Anthropic’s model is coming first to Researcher, an agent for Microsoft 365 Copilot that can gather and analyze information and generate reports.

Employees at organizations enrolled in Microsoft’s Frontier program, which provides early access to AI features, can now choose to use Anthropic’s Claude Opus 4.1 reasoning model, a type of model that’s designed to break down complex tasks, as an alternative to OpenAI’s competitive offering in Researcher.

“And stay tuned: Anthropic models will bring even more powerful experiences to Microsoft 365 Copilot,” Charles Lamanna, Microsoft’s president of business and industry Copilot, wrote in a blog post.

Corporate users can now opt to tap Anthropic’s Claude Sonnet 4 and Claude Opus 4.1 when building their own AI agents with Microsoft’s Copilot Studio tool.

Administrators must enable Anthropic models before employees can use them. The models run in the Amazon and Google clouds. Their use is subject to Anthropic’s terms and conditions, Lamanna wrote.

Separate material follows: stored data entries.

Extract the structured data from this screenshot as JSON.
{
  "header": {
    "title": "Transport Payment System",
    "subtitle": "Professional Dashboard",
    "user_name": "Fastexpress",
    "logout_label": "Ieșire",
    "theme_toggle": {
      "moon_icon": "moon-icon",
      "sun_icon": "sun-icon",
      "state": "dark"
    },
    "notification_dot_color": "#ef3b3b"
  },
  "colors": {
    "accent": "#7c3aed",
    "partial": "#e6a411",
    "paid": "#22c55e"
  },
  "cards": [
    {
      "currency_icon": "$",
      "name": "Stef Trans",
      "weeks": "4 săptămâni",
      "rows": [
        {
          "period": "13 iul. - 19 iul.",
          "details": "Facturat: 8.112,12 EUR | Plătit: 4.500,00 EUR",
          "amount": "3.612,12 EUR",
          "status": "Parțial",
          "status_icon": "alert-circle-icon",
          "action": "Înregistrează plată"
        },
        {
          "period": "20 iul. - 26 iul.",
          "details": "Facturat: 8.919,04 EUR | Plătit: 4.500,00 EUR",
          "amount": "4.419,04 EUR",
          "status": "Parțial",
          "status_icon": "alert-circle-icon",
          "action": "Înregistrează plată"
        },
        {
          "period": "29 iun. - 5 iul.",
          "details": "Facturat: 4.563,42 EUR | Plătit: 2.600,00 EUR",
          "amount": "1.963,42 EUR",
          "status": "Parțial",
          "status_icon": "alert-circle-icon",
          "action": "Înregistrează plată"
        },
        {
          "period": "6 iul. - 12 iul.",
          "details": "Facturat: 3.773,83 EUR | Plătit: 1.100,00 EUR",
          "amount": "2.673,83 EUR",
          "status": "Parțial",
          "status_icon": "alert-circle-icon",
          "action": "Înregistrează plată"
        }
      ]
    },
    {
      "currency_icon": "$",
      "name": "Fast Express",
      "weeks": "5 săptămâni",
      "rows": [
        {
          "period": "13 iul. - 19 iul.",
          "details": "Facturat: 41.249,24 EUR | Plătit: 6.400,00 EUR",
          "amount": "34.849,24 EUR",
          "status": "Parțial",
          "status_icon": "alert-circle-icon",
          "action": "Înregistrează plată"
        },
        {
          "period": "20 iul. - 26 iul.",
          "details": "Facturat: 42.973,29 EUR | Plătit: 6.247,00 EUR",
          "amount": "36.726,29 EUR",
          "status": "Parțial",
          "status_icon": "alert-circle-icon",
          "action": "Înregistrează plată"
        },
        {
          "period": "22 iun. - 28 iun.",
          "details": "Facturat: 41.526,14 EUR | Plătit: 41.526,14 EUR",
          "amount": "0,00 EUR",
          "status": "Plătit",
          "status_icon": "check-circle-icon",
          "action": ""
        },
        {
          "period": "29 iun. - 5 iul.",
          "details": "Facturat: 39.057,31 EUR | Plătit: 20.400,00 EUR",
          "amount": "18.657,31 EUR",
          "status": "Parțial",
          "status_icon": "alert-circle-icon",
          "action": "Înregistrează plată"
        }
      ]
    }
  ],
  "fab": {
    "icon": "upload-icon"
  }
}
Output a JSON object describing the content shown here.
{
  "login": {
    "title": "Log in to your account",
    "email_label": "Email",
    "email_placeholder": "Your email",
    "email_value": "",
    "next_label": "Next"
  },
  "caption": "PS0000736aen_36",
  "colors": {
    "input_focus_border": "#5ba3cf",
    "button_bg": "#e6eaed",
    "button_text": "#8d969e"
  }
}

In addition to incorporating large language models from more companies, Microsoft has started testing MAI-1-preview, which it built in-house.

“As AI becomes more capable and agentic, models themselves become more of a commodity,” Microsoft CEO Satya Nadella wrote in an October LinkedIn post.

Last year, Microsoft identified OpenAI and Anthropic as competitors in AI products.

The Information reported on Microsoft’s Copilot plans with Anthropic earlier in September.

Copilot is key to Microsoft’s AI strategy.

“It continues to be rolled out among enterprises in phases,” analysts at KeyBanc wrote in a July note to clients. The analysts, who recommend holding the stock, wrote that based on an “industry check,” about 60% of customers are “implementing Copilot for just 10% of their 365 user base,” and just 4% roll it out for every user.